Prohibitory orders under Section 144 are still in place at Gandhwani in Dhar district as well as Pipliya village which falls under Kukshi police station. Both these places witnessed communal clashes on Wednesday.
Several persons were injured in stone pelting from both sides and there were incidents of arson in which several shops and vehicles were set on fire.
Though there have been no untoward incidents in the last 24 hours, normal life has been badly affected as streets are deserted and markets closed. Heavy police presence is observed on the roads in both these places.

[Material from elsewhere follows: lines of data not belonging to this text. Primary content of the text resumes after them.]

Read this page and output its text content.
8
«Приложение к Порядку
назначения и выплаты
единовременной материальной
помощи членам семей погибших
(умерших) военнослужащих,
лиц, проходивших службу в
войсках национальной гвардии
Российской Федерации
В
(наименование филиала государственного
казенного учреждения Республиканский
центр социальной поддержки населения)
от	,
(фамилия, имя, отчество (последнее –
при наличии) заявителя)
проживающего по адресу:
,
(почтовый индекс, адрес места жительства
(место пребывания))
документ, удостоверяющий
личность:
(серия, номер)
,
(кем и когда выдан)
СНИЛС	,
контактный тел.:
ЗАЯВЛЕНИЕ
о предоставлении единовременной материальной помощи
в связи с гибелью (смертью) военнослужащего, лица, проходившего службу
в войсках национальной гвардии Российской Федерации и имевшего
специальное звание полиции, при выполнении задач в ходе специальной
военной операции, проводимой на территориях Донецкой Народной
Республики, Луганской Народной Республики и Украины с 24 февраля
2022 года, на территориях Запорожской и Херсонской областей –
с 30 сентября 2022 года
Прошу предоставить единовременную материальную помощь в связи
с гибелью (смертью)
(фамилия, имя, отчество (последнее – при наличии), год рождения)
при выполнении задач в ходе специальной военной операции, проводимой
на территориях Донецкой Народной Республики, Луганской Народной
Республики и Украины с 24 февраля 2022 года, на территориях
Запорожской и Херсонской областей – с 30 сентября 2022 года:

Meanwhile, police have registered seven cases against 82 people, both Hindus and Muslims, following the clashes which left several persons injured. The cases deal with rioting, arson, hurting religious sentiment of another community, criminal intimidation etc. In one case, an attempt to murder has also been slapped against 12 people.
Following the incident in Pipliya, police have registered six cases in which 107 people have been booked against members of both communities. Most of the cases relate to arson, rioting and criminal intimidation Section 307 has been slapped against four, 30 and 20 people in three separate cases.
Right wing Hindu outfit Hindu Jagaran Manch has called for Dhar bandh on Saturday to protest against communal incidents in Dedla, Gandhwani and Piploda. Manch leader Vishwas Pandey confirmed the bandh. According to the HJM narrative, it was actions by Muslims that led to communal clashes in all these places in Dhar.
The situation at Bhaurasa in Dewas district is limping back to normal. Most of the shops in the area opened though traffic was thin as people preferred to stay indoors. Police were conspicuous all over the town, though they appeared more relaxed. Section 144 of CrPC still remains in force, though it is not being enforced.
A meeting of the peace committee was held in the afternoon where public representatives vowed that communal harmony would be maintained at any cost. Later, a peace march was also taken out by the people.